According to the plea agreement obtained by Law&Crime, Johnny Roman Garza plotted with other neo-Nazis on “Operation Erste Saule,” a German term they used to refer to the news media.
“The goal, of course, is to erode the media/states air of legitimacy by showing people that they have names and addresses, and hopefully embolden others to act as well,” wrote ringleader Cameron Shea in a chat group, according to documents. (The criminal case against Shea is ongoing. Records show he pleaded not guilty.)
Participants were supposed to find journalists in their area. According to the plea agreement, Garza told the group he found a leader of an “association of black journalists” in his state.
Posters were designed so that a target’s personal information would be written in the bottom. Messages included:
- a message featuring swastikas and stating, “Two can play at this game. These people have names and addresses.”
- “Your actions have consequences. Our patience has its limits.”
- another message featuring swastikas, this one poster stating “We are watching. We are no one. We are everyone. We know where you live. Do not fuck with us.”
Authorities said that Garza and another person went to an apartment complex in Phoenix, Arizona to target a member of the Arizona Association of Black Journalists.
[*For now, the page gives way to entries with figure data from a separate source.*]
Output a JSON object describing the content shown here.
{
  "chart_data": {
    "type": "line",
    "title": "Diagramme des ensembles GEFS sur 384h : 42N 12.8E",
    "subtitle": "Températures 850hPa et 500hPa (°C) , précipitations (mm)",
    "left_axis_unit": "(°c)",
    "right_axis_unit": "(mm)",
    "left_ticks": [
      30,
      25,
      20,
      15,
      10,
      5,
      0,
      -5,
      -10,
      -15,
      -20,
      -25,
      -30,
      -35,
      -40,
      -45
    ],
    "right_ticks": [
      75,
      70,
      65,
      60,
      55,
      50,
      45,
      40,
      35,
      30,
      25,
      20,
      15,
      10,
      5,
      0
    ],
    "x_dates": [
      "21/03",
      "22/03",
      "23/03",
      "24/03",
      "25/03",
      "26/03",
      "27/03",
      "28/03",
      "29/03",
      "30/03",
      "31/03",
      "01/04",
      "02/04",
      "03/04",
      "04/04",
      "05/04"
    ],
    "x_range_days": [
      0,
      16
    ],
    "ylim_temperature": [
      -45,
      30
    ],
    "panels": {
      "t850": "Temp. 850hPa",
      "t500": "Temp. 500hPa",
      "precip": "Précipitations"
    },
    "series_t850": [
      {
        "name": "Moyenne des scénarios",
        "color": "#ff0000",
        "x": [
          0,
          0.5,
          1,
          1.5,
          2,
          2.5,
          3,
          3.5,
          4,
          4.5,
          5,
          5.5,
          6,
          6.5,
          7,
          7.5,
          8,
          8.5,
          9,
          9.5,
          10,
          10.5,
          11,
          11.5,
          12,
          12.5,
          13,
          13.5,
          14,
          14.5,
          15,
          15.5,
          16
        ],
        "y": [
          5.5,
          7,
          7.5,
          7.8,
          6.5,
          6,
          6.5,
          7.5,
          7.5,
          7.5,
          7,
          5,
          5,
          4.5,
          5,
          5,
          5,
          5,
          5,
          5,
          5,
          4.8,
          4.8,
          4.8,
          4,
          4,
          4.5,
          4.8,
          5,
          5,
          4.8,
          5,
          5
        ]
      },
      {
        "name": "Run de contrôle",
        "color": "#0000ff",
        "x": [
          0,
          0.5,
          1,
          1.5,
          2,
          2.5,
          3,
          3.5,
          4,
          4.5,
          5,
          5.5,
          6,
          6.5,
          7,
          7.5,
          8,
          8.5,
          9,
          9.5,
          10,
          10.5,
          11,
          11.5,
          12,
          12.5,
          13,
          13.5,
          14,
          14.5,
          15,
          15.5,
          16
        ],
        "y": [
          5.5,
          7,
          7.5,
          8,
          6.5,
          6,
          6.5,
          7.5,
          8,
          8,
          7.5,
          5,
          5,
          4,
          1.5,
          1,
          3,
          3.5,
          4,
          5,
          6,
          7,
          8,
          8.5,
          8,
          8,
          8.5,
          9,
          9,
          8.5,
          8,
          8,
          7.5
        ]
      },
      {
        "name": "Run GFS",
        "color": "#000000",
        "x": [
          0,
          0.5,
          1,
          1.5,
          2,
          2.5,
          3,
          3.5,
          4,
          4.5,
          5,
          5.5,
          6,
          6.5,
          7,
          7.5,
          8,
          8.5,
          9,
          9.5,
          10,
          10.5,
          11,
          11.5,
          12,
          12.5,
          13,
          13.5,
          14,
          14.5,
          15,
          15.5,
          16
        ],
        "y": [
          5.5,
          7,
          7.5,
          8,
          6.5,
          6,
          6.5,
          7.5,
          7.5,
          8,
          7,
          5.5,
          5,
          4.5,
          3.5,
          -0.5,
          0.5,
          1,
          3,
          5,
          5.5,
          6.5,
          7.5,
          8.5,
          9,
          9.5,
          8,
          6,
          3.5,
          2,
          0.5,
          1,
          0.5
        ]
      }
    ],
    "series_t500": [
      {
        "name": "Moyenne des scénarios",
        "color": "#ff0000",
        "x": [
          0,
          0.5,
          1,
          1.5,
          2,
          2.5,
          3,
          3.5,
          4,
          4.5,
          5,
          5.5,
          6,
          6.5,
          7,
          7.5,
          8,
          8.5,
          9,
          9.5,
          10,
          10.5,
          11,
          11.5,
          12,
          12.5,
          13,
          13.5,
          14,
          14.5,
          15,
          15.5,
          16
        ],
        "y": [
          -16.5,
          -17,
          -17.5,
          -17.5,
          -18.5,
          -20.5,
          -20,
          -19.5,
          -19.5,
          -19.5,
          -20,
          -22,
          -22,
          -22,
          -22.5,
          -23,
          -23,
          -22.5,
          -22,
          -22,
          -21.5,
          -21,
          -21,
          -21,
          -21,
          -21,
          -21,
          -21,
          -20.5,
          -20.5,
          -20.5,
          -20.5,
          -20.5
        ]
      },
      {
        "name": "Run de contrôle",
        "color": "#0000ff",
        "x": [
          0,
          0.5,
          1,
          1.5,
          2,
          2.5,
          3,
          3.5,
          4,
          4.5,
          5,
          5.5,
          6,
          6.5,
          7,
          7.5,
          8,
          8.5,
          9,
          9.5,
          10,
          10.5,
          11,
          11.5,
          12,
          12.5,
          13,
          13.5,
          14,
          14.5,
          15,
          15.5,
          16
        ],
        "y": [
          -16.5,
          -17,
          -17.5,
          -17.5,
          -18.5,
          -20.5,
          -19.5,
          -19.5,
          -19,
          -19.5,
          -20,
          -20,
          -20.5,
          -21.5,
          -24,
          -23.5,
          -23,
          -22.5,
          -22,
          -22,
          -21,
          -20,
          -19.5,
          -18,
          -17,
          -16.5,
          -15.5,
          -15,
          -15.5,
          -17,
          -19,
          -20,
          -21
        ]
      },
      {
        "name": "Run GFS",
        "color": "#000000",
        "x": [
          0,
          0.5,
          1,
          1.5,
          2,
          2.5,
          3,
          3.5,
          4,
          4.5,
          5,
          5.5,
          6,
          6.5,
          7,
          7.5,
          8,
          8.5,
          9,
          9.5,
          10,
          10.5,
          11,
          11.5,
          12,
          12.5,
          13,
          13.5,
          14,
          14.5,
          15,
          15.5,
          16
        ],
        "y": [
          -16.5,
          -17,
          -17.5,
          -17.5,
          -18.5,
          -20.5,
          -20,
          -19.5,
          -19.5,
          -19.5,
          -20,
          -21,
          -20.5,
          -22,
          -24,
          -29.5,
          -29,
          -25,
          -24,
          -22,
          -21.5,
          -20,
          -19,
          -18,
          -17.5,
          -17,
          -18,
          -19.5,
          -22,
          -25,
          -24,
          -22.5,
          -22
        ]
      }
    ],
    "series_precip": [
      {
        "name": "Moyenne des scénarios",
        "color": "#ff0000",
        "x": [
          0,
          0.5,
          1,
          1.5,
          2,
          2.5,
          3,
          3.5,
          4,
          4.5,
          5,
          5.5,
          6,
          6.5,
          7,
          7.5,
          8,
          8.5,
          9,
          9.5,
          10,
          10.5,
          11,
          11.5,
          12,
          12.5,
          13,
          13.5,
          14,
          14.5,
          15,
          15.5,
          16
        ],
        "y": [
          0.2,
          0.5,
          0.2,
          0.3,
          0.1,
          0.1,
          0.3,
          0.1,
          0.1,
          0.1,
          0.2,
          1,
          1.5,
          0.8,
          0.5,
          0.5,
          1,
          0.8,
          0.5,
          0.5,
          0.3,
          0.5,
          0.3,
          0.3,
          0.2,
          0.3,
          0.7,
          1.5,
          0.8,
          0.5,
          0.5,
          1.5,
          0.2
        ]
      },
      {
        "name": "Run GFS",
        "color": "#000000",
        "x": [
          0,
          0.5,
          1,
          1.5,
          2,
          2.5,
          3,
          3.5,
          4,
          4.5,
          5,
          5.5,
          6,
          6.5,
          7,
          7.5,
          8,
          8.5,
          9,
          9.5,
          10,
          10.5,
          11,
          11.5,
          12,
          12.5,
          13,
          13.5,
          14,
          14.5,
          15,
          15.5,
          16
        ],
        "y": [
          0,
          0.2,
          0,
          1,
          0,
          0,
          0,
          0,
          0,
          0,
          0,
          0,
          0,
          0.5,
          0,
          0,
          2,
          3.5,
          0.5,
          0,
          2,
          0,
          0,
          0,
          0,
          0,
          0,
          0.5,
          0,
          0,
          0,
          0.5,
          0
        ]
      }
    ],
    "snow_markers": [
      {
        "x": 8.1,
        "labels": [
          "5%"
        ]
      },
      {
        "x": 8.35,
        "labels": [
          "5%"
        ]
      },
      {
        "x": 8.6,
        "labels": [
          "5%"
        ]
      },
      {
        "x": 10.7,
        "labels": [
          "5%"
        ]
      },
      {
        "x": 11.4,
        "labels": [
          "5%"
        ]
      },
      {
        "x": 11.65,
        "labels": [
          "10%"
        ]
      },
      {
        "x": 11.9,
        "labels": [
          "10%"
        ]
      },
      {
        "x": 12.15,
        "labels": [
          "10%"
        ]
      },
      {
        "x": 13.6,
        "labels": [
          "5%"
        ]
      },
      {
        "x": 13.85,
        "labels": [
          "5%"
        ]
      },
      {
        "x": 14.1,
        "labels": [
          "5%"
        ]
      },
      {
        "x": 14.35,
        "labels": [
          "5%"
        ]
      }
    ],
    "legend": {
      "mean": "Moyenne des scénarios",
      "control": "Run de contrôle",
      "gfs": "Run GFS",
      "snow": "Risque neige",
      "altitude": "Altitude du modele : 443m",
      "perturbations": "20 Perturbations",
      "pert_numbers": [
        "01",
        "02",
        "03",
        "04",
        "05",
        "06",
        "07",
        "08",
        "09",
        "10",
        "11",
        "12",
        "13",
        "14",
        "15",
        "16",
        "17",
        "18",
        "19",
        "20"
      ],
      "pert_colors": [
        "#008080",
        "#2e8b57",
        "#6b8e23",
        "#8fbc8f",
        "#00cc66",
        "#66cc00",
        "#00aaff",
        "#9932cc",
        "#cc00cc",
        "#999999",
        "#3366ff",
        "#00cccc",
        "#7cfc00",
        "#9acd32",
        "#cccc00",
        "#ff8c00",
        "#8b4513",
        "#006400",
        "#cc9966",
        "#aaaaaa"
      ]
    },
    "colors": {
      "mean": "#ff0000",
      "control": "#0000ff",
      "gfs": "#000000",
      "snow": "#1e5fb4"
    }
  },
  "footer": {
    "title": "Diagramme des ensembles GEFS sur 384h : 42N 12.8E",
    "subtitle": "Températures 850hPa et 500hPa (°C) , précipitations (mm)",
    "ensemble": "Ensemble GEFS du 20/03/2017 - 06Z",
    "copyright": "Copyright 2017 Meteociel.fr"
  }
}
He could not find a good place to leave a post, so he instead went to the home of an editor of a local Jewish publication, prosecutors said. He put the posted on a bedroom window. The missive had the editor’s personal information on the bottom. Authorities said co-conspirators in the scheme either mailed or sent other posted to other victims in Washington State or Florida.
The sentencing marks another chapter in the deterioration of the Atomwaffen Division following the successful prosecution of the group’s former Texas leader. John Cameron Denton, who ran the group in the Lone Star State, pleaded guilty to conspiring to swat journalists, a university, a church, and even a former cabinet official in July of this year.
Garza also will serve three years of supervised release.